Maybe Europe Isn’t So Much our Friend

Begin with so many of NATO’s European members welching on their financial and equipage commitments to NATO. This represents less a matter of their word being worthless, important as that is, but represents far more an utter betrayal of their fellow members. It’s these shirkers’ insistent reliance on their fellow members for protection even as they refuse to be capable of contributing to their fellows’ protection. That betrayal includes us. Europe’s nations might not be able to contribute much to our defense, but as many insist (for the most part correctly), allies are important to our national security.

But Europe’s essential lack of friendliness extends, now, to naked attempts to censor Americans’ speech within our own nation and anywhere else in the non-UK world. Europe intends to (try to) dictate to us what we are permitted to say.
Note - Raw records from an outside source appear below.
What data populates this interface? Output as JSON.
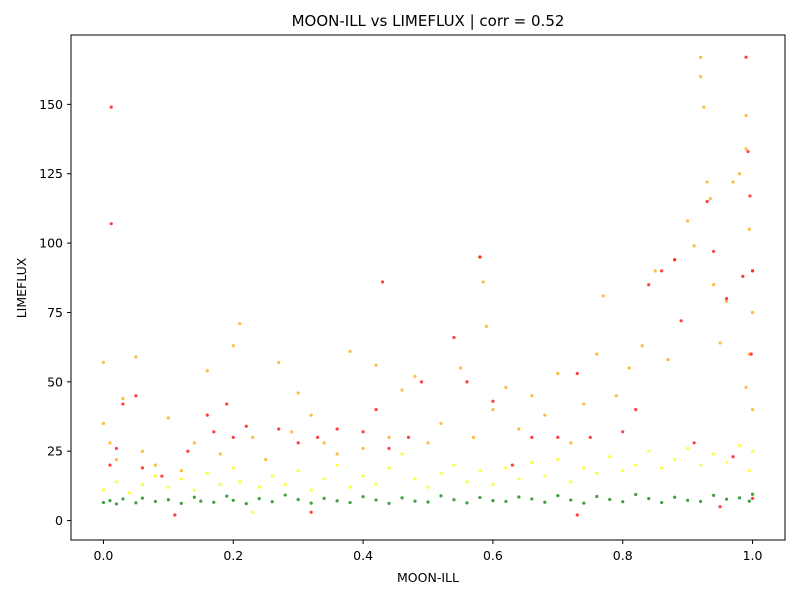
{
  "chart_data": {
    "type": "scatter",
    "title": "MOON-ILL vs LIMEFLUX | corr = 0.52",
    "xlabel": "MOON-ILL",
    "ylabel": "LIMEFLUX",
    "xlim": [
      -0.05,
      1.05
    ],
    "ylim": [
      -7,
      175
    ],
    "xticks": [
      0.0,
      0.2,
      0.4,
      0.6,
      0.8,
      1.0
    ],
    "xtick_labels": [
      "0.0",
      "0.2",
      "0.4",
      "0.6",
      "0.8",
      "1.0"
    ],
    "yticks": [
      0,
      25,
      50,
      75,
      100,
      125,
      150
    ],
    "ytick_labels": [
      "0",
      "25",
      "50",
      "75",
      "100",
      "125",
      "150"
    ],
    "grid": false,
    "legend": "none",
    "series": [
      {
        "color": "#008000",
        "points": [
          [
            0.0,
            6.5
          ],
          [
            0.01,
            7.2
          ],
          [
            0.02,
            6.0
          ],
          [
            0.03,
            7.8
          ],
          [
            0.05,
            6.4
          ],
          [
            0.06,
            8.1
          ],
          [
            0.08,
            6.9
          ],
          [
            0.1,
            7.5
          ],
          [
            0.12,
            6.2
          ],
          [
            0.14,
            8.4
          ],
          [
            0.15,
            7.0
          ],
          [
            0.17,
            6.6
          ],
          [
            0.19,
            8.8
          ],
          [
            0.2,
            7.3
          ],
          [
            0.22,
            6.1
          ],
          [
            0.24,
            7.9
          ],
          [
            0.26,
            6.8
          ],
          [
            0.28,
            9.2
          ],
          [
            0.3,
            7.6
          ],
          [
            0.32,
            6.3
          ],
          [
            0.34,
            8.0
          ],
          [
            0.36,
            7.1
          ],
          [
            0.38,
            6.5
          ],
          [
            0.4,
            8.6
          ],
          [
            0.42,
            7.4
          ],
          [
            0.44,
            6.2
          ],
          [
            0.46,
            8.2
          ],
          [
            0.48,
            7.0
          ],
          [
            0.5,
            6.7
          ],
          [
            0.52,
            8.9
          ],
          [
            0.54,
            7.5
          ],
          [
            0.56,
            6.4
          ],
          [
            0.58,
            8.3
          ],
          [
            0.6,
            7.2
          ],
          [
            0.62,
            6.9
          ],
          [
            0.64,
            8.5
          ],
          [
            0.66,
            7.8
          ],
          [
            0.68,
            6.6
          ],
          [
            0.7,
            9.0
          ],
          [
            0.72,
            7.4
          ],
          [
            0.74,
            6.3
          ],
          [
            0.76,
            8.7
          ],
          [
            0.78,
            7.6
          ],
          [
            0.8,
            6.8
          ],
          [
            0.82,
            9.4
          ],
          [
            0.84,
            7.9
          ],
          [
            0.86,
            6.5
          ],
          [
            0.88,
            8.4
          ],
          [
            0.9,
            7.3
          ],
          [
            0.92,
            6.9
          ],
          [
            0.94,
            9.1
          ],
          [
            0.96,
            7.7
          ],
          [
            0.98,
            8.2
          ],
          [
            1.0,
            9.5
          ],
          [
            0.995,
            7.0
          ]
        ]
      },
      {
        "color": "#ffff00",
        "points": [
          [
            0.0,
            11
          ],
          [
            0.02,
            14
          ],
          [
            0.04,
            10
          ],
          [
            0.06,
            13
          ],
          [
            0.08,
            16
          ],
          [
            0.1,
            12
          ],
          [
            0.12,
            15
          ],
          [
            0.14,
            11
          ],
          [
            0.16,
            17
          ],
          [
            0.18,
            13
          ],
          [
            0.2,
            19
          ],
          [
            0.21,
            14
          ],
          [
            0.23,
            3
          ],
          [
            0.24,
            12
          ],
          [
            0.26,
            16
          ],
          [
            0.28,
            13
          ],
          [
            0.3,
            18
          ],
          [
            0.32,
            11
          ],
          [
            0.34,
            15
          ],
          [
            0.36,
            20
          ],
          [
            0.38,
            12
          ],
          [
            0.4,
            16
          ],
          [
            0.42,
            13
          ],
          [
            0.44,
            19
          ],
          [
            0.46,
            24
          ],
          [
            0.48,
            15
          ],
          [
            0.5,
            12
          ],
          [
            0.52,
            17
          ],
          [
            0.54,
            20
          ],
          [
            0.56,
            14
          ],
          [
            0.58,
            18
          ],
          [
            0.6,
            13
          ],
          [
            0.62,
            19
          ],
          [
            0.64,
            15
          ],
          [
            0.66,
            21
          ],
          [
            0.68,
            16
          ],
          [
            0.7,
            22
          ],
          [
            0.72,
            14
          ],
          [
            0.74,
            19
          ],
          [
            0.76,
            17
          ],
          [
            0.78,
            23
          ],
          [
            0.8,
            18
          ],
          [
            0.82,
            20
          ],
          [
            0.84,
            25
          ],
          [
            0.86,
            19
          ],
          [
            0.88,
            22
          ],
          [
            0.9,
            26
          ],
          [
            0.92,
            20
          ],
          [
            0.94,
            24
          ],
          [
            0.96,
            21
          ],
          [
            0.98,
            27
          ],
          [
            1.0,
            25
          ],
          [
            0.995,
            18
          ]
        ]
      },
      {
        "color": "#ffa500",
        "points": [
          [
            0.0,
            57
          ],
          [
            0.0,
            35
          ],
          [
            0.01,
            28
          ],
          [
            0.02,
            22
          ],
          [
            0.03,
            44
          ],
          [
            0.05,
            59
          ],
          [
            0.06,
            25
          ],
          [
            0.08,
            20
          ],
          [
            0.1,
            37
          ],
          [
            0.12,
            18
          ],
          [
            0.14,
            28
          ],
          [
            0.16,
            54
          ],
          [
            0.18,
            24
          ],
          [
            0.2,
            63
          ],
          [
            0.21,
            71
          ],
          [
            0.23,
            30
          ],
          [
            0.25,
            22
          ],
          [
            0.27,
            57
          ],
          [
            0.29,
            32
          ],
          [
            0.3,
            46
          ],
          [
            0.32,
            38
          ],
          [
            0.34,
            28
          ],
          [
            0.36,
            24
          ],
          [
            0.38,
            61
          ],
          [
            0.4,
            26
          ],
          [
            0.42,
            56
          ],
          [
            0.44,
            30
          ],
          [
            0.46,
            47
          ],
          [
            0.48,
            52
          ],
          [
            0.5,
            28
          ],
          [
            0.52,
            35
          ],
          [
            0.55,
            55
          ],
          [
            0.57,
            30
          ],
          [
            0.58,
            95
          ],
          [
            0.585,
            86
          ],
          [
            0.59,
            70
          ],
          [
            0.6,
            40
          ],
          [
            0.62,
            48
          ],
          [
            0.64,
            33
          ],
          [
            0.66,
            45
          ],
          [
            0.68,
            38
          ],
          [
            0.7,
            53
          ],
          [
            0.72,
            28
          ],
          [
            0.74,
            42
          ],
          [
            0.76,
            60
          ],
          [
            0.77,
            81
          ],
          [
            0.79,
            45
          ],
          [
            0.81,
            55
          ],
          [
            0.83,
            63
          ],
          [
            0.85,
            90
          ],
          [
            0.87,
            58
          ],
          [
            0.88,
            94
          ],
          [
            0.9,
            108
          ],
          [
            0.91,
            99
          ],
          [
            0.92,
            167
          ],
          [
            0.92,
            160
          ],
          [
            0.925,
            149
          ],
          [
            0.93,
            122
          ],
          [
            0.935,
            116
          ],
          [
            0.94,
            85
          ],
          [
            0.95,
            64
          ],
          [
            0.96,
            79
          ],
          [
            0.97,
            122
          ],
          [
            0.98,
            125
          ],
          [
            0.99,
            146
          ],
          [
            0.99,
            134
          ],
          [
            0.995,
            105
          ],
          [
            1.0,
            90
          ],
          [
            1.0,
            75
          ],
          [
            0.995,
            60
          ],
          [
            0.99,
            48
          ],
          [
            1.0,
            40
          ]
        ]
      },
      {
        "color": "#ff0000",
        "points": [
          [
            0.012,
            149
          ],
          [
            0.012,
            107
          ],
          [
            0.01,
            20
          ],
          [
            0.02,
            26
          ],
          [
            0.03,
            42
          ],
          [
            0.05,
            45
          ],
          [
            0.06,
            19
          ],
          [
            0.09,
            16
          ],
          [
            0.11,
            2
          ],
          [
            0.13,
            25
          ],
          [
            0.16,
            38
          ],
          [
            0.17,
            32
          ],
          [
            0.19,
            42
          ],
          [
            0.2,
            30
          ],
          [
            0.22,
            34
          ],
          [
            0.27,
            33
          ],
          [
            0.3,
            28
          ],
          [
            0.32,
            3
          ],
          [
            0.33,
            30
          ],
          [
            0.36,
            33
          ],
          [
            0.4,
            32
          ],
          [
            0.42,
            40
          ],
          [
            0.43,
            86
          ],
          [
            0.44,
            26
          ],
          [
            0.47,
            30
          ],
          [
            0.49,
            50
          ],
          [
            0.54,
            66
          ],
          [
            0.56,
            50
          ],
          [
            0.58,
            95
          ],
          [
            0.6,
            43
          ],
          [
            0.63,
            20
          ],
          [
            0.66,
            30
          ],
          [
            0.7,
            30
          ],
          [
            0.73,
            53
          ],
          [
            0.73,
            2
          ],
          [
            0.75,
            30
          ],
          [
            0.8,
            32
          ],
          [
            0.82,
            40
          ],
          [
            0.84,
            85
          ],
          [
            0.86,
            90
          ],
          [
            0.88,
            94
          ],
          [
            0.89,
            72
          ],
          [
            0.91,
            28
          ],
          [
            0.93,
            115
          ],
          [
            0.94,
            97
          ],
          [
            0.95,
            5
          ],
          [
            0.96,
            80
          ],
          [
            0.97,
            23
          ],
          [
            0.985,
            88
          ],
          [
            0.99,
            167
          ],
          [
            0.993,
            133
          ],
          [
            0.996,
            117
          ],
          [
            1.0,
            90
          ],
          [
            0.998,
            60
          ],
          [
            1.0,
            8
          ]
        ]
      }
    ]
  }
}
The European Commission’s coercion of Big Tech to globally censor disfavored narratives goes much further than previously thought, according to a House Judiciary Committee interim staff report released Tuesday that tees up Wednesday’s hearing featuring an Irish comedian who was arrested in London for criticizing gender ideology while visiting the US.

And this, from a 2023 handbook by the EC-created EU Internet Forum:

tech companies were expected to moderate content from “populist rhetoric” and “anti-elite” sentiment to “political satire” and “meme subculture.”
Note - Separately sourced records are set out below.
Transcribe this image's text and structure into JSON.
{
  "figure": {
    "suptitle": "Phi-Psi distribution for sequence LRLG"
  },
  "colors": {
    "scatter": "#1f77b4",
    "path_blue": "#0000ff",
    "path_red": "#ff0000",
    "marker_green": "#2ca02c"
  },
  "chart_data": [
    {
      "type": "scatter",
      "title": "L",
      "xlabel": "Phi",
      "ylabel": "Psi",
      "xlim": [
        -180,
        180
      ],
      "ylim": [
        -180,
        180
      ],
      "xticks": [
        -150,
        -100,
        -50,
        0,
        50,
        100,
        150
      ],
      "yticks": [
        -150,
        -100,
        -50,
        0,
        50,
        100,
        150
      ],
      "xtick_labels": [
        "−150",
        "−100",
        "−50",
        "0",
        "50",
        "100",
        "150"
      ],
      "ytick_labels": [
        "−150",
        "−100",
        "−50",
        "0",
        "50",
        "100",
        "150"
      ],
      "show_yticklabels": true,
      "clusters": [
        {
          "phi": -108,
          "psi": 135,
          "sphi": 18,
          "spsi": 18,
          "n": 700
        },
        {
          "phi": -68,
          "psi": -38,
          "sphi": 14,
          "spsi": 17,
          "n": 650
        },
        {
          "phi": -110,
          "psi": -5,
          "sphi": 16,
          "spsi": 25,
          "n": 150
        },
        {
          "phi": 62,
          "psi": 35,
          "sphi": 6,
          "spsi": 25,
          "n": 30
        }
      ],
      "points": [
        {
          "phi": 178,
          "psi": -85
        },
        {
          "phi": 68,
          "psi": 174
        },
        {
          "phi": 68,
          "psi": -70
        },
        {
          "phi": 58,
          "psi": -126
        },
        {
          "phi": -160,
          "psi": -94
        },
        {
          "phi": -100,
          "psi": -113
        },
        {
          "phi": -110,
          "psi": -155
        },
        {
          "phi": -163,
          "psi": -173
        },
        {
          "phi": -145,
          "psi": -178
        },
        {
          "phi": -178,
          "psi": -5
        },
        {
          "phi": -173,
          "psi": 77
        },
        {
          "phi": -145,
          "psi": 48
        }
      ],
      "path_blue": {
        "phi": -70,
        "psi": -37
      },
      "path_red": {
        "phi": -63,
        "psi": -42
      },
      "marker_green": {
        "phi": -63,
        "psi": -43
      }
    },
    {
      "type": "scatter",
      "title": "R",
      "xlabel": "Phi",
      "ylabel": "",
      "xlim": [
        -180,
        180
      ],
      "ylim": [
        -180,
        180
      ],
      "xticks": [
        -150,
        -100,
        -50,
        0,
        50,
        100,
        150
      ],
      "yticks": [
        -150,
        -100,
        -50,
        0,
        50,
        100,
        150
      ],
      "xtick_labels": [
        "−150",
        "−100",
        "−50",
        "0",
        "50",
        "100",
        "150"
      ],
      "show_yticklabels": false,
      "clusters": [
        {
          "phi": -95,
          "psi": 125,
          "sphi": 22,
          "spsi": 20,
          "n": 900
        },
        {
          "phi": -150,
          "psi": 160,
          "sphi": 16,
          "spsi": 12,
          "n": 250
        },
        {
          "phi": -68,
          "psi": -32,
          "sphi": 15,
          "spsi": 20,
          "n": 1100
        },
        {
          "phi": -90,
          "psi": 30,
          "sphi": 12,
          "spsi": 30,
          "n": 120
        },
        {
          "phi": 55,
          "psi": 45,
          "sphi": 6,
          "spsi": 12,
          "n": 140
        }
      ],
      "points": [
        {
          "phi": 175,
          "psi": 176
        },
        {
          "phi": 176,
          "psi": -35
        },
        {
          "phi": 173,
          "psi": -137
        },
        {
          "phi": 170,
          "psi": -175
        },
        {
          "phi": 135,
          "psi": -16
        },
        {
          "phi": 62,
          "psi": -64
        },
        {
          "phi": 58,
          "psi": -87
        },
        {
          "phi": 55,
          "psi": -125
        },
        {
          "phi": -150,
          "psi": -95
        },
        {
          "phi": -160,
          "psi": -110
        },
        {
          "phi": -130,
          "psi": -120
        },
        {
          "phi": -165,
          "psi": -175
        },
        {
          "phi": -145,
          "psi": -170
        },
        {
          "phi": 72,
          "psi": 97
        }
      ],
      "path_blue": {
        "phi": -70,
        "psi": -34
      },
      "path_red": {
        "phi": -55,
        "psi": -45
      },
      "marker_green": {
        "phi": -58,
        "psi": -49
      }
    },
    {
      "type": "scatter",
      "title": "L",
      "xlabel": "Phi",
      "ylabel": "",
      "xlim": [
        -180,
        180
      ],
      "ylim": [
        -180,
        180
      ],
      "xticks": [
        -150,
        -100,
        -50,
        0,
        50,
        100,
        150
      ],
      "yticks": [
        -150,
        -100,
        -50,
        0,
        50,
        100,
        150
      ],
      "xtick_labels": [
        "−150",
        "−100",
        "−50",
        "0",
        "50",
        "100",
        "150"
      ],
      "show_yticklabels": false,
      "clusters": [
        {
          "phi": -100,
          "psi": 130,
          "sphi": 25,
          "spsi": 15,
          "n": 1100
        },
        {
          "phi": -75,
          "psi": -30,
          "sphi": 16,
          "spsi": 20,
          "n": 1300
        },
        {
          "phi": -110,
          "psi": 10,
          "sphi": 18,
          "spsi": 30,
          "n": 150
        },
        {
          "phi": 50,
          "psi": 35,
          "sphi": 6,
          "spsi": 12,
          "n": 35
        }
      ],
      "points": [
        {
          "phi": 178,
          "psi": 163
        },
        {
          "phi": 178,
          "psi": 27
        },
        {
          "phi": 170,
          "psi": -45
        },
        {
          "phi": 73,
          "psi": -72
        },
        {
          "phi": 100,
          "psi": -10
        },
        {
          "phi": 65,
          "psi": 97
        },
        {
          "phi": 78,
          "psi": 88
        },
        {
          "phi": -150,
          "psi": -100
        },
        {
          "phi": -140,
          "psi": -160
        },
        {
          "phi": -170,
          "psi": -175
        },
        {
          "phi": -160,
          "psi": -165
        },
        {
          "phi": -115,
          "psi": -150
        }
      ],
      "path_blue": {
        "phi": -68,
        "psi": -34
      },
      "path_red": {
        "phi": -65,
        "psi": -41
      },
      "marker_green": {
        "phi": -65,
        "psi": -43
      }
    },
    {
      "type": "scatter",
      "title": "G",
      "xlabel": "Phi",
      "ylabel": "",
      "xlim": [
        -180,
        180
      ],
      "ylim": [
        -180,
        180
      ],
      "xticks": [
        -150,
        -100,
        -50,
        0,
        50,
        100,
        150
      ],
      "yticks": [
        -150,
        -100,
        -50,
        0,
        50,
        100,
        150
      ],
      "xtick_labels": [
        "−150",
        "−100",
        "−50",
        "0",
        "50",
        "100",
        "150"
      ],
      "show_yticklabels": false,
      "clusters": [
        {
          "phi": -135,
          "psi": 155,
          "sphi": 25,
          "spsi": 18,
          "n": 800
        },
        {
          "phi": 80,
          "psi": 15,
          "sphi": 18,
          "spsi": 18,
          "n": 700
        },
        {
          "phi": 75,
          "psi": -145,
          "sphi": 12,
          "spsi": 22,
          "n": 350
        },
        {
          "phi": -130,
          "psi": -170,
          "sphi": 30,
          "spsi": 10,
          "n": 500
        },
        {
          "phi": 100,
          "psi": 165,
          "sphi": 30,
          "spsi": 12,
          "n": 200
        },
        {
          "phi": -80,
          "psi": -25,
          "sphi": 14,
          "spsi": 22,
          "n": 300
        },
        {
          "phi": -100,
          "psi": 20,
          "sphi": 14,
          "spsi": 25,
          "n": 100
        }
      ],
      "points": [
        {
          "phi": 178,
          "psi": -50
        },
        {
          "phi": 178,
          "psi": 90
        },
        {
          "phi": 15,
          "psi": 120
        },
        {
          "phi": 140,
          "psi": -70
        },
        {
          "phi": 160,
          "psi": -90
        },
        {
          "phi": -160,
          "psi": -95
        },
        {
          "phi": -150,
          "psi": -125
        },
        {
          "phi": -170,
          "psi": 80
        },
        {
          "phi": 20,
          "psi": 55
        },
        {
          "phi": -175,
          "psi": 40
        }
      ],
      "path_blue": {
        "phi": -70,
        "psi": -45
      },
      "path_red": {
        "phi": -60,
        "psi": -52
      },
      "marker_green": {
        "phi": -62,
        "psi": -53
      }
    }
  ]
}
Globally, too—which means within the US as the arrest of the Irish comedian demonstrates—not just inside Europe.

And this, giving concreteness to Europe’s enmity toward American businesses and their leadership teams and to us American citizens in general:

Paris police…raid[ed] X‘s local office Tuesday and summoning owner Elon Musk and former CEO Linda Yaccarino for “voluntary interviews” April 20.
The EC fined X €120 million, or 6% of its global revenue, in the first such DSA action in December, “in obvious retaliation for its protection of free speech around the globe,” the committee said Tuesday.

It’s possible to argue that President Donald Trump’s (R) tariffs are the wrong tool with which to deal with Europe, but it’s increasingly clear that he’s not wrong about the need. My suggestion to Musk and Yaccarino: don’t go to France for the interviews; conduct them, instead, via video over the Internet. There’s little reason to expect that these two, were they to go to France for the interviews, would be freely and easily able to leave after the interviews.